相次ぐ変異株の登場や抗体値の低下などにより、ワクチンによる集団免疫の実現はどうやら難しいようです。コロナとの共存――ウイズ・コロナの時代をなるべく安全に生きるためには重症化リスクを引き下げる工夫が欠かせません。

なにに気をつけ、どう暮らせばよいのか? 厚生労働省が発表したリスク因子の分析をもとに考えてみました。

■腎不全34倍 COPD25倍 既往症で死亡率大幅増

厚生労働省では新型コロナウイルス感染症(COVID-19)の感染者状況等を把握し、データを一元管理するため、「HER-SYS(ハーシス)」と呼ばれる情報システムを運用しています。

同システムに集められた情報をもとにさまざまな解析を行う中、既往症等のリスク因子と死亡率に関するデータをこのほど発表しました。解析の対象となったのは2021年4~6月に発症した感染者32万人です。
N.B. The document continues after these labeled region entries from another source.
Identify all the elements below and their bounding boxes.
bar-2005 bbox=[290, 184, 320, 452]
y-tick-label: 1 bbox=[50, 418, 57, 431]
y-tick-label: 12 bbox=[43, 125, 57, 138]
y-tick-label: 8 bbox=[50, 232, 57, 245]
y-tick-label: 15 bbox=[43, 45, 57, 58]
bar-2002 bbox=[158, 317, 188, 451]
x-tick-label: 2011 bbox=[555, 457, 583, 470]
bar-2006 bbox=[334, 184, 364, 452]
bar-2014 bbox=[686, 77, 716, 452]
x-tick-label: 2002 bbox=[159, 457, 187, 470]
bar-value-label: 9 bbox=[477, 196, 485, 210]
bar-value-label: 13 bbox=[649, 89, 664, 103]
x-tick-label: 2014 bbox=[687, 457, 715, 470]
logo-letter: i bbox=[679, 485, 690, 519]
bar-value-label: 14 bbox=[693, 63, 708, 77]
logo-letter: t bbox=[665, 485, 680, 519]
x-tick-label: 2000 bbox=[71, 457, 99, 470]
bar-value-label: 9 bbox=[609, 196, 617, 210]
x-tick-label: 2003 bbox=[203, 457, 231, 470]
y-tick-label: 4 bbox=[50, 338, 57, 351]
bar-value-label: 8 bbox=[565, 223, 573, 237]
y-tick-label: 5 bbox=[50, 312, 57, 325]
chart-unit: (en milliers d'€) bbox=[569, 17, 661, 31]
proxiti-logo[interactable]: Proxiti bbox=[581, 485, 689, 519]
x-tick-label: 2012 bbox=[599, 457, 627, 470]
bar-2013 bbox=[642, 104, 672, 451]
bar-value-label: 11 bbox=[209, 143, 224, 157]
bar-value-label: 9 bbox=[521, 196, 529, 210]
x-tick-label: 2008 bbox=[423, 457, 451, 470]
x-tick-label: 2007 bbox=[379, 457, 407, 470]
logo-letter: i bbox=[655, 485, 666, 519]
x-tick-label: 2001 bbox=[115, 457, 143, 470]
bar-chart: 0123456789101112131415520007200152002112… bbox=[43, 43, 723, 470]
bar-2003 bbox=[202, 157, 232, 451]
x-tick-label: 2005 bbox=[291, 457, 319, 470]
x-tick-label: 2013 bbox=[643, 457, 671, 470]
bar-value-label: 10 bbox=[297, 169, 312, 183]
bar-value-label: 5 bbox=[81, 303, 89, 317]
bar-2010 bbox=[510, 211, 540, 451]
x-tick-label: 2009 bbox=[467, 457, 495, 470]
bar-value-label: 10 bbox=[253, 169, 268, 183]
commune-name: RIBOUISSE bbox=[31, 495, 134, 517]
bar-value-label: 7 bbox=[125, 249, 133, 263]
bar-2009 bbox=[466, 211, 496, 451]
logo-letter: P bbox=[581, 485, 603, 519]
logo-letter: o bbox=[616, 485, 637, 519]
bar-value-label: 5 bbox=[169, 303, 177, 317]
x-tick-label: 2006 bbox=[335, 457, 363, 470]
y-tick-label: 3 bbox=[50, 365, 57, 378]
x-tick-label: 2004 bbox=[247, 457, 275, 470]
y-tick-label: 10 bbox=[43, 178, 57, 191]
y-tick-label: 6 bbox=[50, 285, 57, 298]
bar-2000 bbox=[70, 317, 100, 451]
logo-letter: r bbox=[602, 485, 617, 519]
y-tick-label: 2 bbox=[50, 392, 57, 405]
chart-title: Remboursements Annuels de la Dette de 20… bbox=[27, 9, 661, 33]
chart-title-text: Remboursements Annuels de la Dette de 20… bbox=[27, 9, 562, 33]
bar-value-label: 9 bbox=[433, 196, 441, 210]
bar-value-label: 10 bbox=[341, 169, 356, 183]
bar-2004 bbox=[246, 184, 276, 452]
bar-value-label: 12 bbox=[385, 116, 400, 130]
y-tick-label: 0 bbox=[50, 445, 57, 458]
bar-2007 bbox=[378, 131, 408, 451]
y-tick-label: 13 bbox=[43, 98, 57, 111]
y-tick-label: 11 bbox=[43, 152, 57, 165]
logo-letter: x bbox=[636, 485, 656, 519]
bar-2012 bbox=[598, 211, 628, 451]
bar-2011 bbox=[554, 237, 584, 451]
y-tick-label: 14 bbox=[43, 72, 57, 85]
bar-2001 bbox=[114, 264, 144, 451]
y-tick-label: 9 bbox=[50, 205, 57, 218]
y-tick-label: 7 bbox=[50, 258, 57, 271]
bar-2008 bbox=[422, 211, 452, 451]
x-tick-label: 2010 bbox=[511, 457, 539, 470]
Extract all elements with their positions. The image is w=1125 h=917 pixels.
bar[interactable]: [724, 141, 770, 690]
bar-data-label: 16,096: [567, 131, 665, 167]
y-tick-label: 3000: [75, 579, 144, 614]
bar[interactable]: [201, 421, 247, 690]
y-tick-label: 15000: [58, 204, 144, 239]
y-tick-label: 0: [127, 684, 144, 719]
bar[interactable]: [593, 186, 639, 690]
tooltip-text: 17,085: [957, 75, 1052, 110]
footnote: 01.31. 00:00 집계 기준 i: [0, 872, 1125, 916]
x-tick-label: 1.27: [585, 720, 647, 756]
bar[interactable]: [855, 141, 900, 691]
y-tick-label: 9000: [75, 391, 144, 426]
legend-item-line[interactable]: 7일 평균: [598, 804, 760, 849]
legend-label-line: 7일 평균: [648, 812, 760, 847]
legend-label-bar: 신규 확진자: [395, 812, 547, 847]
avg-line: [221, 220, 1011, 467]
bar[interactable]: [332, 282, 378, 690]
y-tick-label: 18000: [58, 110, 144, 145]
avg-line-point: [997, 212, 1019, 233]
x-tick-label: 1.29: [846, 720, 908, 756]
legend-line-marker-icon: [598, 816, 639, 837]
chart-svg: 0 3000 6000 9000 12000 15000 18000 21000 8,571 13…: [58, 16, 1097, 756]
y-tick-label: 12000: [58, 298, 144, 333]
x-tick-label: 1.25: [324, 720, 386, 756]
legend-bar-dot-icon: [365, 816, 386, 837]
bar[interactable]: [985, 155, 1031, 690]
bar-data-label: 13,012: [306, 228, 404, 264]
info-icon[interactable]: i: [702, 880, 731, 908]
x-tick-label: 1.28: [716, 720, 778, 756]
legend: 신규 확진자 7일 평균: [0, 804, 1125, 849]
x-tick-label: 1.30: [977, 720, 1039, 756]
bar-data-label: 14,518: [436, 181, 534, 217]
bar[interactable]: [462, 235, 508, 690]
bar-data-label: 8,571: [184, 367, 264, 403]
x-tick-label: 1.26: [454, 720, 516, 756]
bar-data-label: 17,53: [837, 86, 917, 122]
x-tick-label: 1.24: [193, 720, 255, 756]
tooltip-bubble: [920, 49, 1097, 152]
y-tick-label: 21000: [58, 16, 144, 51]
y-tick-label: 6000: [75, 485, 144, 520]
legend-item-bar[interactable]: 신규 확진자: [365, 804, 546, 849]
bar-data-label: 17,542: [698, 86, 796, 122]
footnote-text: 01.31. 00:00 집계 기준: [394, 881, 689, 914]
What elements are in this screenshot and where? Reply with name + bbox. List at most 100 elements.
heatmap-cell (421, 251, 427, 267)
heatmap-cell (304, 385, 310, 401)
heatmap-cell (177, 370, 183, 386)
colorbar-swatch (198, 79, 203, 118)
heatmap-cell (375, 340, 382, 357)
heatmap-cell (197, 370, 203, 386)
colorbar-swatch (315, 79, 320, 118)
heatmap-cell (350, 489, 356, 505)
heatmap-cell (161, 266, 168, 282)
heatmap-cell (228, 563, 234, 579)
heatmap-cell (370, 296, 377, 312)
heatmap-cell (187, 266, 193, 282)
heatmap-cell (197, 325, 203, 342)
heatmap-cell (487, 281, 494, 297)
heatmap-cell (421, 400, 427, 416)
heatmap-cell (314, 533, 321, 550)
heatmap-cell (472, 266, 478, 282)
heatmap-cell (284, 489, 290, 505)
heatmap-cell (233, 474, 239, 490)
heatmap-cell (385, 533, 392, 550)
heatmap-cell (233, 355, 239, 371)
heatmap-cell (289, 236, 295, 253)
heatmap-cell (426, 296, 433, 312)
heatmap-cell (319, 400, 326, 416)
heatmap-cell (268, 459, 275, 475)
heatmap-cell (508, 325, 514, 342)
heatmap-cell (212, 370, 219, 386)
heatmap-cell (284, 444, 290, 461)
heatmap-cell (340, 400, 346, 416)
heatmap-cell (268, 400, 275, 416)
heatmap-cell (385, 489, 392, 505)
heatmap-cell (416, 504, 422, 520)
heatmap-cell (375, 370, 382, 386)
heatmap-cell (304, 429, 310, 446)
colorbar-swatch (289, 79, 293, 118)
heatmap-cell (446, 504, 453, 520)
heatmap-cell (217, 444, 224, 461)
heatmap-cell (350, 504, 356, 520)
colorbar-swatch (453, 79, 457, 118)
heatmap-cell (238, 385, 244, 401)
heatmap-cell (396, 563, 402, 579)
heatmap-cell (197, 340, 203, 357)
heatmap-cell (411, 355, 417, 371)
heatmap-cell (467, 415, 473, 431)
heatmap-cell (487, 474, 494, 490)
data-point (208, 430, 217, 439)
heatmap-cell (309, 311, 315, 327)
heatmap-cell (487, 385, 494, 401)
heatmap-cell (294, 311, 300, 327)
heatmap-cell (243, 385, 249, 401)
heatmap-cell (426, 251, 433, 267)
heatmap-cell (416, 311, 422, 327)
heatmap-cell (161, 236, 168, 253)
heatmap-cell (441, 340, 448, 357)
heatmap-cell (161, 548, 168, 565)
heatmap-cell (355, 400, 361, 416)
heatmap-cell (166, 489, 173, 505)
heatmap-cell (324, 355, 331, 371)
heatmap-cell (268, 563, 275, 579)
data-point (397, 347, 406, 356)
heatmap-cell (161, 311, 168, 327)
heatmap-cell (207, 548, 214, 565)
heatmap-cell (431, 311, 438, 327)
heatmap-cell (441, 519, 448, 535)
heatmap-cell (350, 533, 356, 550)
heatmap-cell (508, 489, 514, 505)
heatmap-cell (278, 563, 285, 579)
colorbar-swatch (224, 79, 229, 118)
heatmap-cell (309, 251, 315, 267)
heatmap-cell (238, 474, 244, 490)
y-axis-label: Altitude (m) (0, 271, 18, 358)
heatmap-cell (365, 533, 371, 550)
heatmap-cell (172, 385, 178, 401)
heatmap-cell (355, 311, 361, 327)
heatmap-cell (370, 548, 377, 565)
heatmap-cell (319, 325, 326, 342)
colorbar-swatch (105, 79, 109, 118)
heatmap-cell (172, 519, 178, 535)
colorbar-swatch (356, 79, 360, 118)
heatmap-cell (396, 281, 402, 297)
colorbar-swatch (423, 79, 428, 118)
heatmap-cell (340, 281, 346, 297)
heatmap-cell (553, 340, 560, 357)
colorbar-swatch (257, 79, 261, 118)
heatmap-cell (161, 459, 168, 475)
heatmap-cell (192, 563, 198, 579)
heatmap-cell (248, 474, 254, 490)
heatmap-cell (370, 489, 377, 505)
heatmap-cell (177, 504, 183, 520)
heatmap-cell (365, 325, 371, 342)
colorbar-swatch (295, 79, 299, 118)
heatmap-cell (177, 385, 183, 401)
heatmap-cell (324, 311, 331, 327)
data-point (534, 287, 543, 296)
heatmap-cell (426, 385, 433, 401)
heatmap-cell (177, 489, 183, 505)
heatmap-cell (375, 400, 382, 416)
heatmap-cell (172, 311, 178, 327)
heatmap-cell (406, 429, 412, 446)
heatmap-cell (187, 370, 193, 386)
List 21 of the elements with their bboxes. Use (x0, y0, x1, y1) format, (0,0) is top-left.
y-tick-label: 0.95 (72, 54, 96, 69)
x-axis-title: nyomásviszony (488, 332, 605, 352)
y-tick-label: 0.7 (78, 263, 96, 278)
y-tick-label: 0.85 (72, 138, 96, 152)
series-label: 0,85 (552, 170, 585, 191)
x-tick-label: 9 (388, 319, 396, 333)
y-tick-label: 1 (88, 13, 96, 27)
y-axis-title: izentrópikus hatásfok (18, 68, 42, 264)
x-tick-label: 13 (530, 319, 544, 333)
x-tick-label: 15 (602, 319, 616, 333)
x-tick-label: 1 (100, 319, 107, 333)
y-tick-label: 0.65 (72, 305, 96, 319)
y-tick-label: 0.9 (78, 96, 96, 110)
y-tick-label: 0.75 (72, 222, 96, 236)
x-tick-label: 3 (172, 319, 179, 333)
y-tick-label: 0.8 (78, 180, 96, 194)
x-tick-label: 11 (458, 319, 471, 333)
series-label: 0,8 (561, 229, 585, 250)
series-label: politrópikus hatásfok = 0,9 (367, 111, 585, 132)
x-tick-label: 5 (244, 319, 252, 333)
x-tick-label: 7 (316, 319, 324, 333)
慢性腎臓病や糖尿病、喫煙等9つの因子について、それぞれがあることで、死亡率がどの程度上昇するかを調べたところ、COVID-19感染による死亡と、非常に強い因果関係があることがわかりました。

解析の対象となったリスク因子を1つも持っていない人が死亡する割合は0.41%にとどまります。一方、表で示されている通り、慢性腎臓病を持つ人の死亡率は14.0%となっています。リスク因子がない人の34倍も高いのです。

慢性閉塞性肺疾患(COPD)の患者も同じく死亡率が10.2%もあり、COVID-19に感染した場合の死亡率はリスク因子がない人の25倍にのぼります。

COVID-19は高齢者の重症化率や死亡率が高いと言われますが、90~99歳の人が感染した場合の死亡率は9.97%です。慢性腎臓病や慢性閉塞性肺疾患の患者の方が死亡率が高いことが、今回の発表で判明しました。

■ウイズ・コロナで未病が死病に

慢性疾患の多くは即、命に関わるわけではありません。症状を自覚しないことすら多く、放置すれば大きな病気につながるケースも少なくありませんが、大半は病気だと認識されていません。

そのため、「未病」に分類されることも少なくありません。「未病」とは、その名の通り、「健康バランスを崩しつつあるものの、未だ病気ではない状態」を言います。

健康が大きく損なわれた状態ではないので、問題に気づいて生活を改善するなどの対応をすれば、医療機関の世話になることなく、心身の健康を取り戻せます。

ウイズコロナの時代に、そんな常識は通用しません。たとえば、糖尿病と診断されても、多臓器不全や下肢の壊死といった大きな病気につながり、命が脅かされるまでには通常、数年の猶予があります。

ところが、糖尿病の人がCOVID-19に感染した場合の死亡率は4.76%もあります。20人に1人は数日の間に命を落としてしまうのです。

自身や家族の命を守るためには、これまで致命的ではなかった「未病」が、すぐに生命の危険に結びつく「死病」と化してしまったことをこれからは理解しておく必要があります。

■未病予防には日常生活の改善が必須

未病の多くは生活習慣の鏡と言えます。暴飲暴食を続け、睡眠と運動が不足する状態が続けば、心身の健康が少しずつ悪化するのは誰もが理解する常識でしょう。

その反対に、健康によい生活習慣を維持すれば、ほとんどの未病は予防できます。

栄養バランスのとれた食事を適切な量とる。

質のよい睡眠を十分にとる。

適度な運動を習慣づける。

こういった、ごく当たり前の生活習慣を続けるだけで、心身が未病の状態に陥るのを防げるのです。

現在、高血糖や高血圧などと診断されている人も、極端に心配する必要はありません。生活習慣を改善すれば、少しずつ未病の状態を脱して、心身の健康を取り戻せます。

非常に地道な取り組みですが、継続できれば、「死病」のリスクを大幅に低下できるので、ウイズ・コロナの時代にはより必要性が高い努力と言えます。

■まとめ

未病予防の基本はこの記事で解説した通り、食事、睡眠、運動という健康習慣にあります。この3つが健康のベースであることは間違いありませんが、水素の摂取にも大きな可能性が期待されます。

酸化や糖化など人の細胞を損なうリスクを軽減できるため、ウイズ・コロナの時代を健康に生き抜くためには、非常に有効性が高い選択肢の一つです。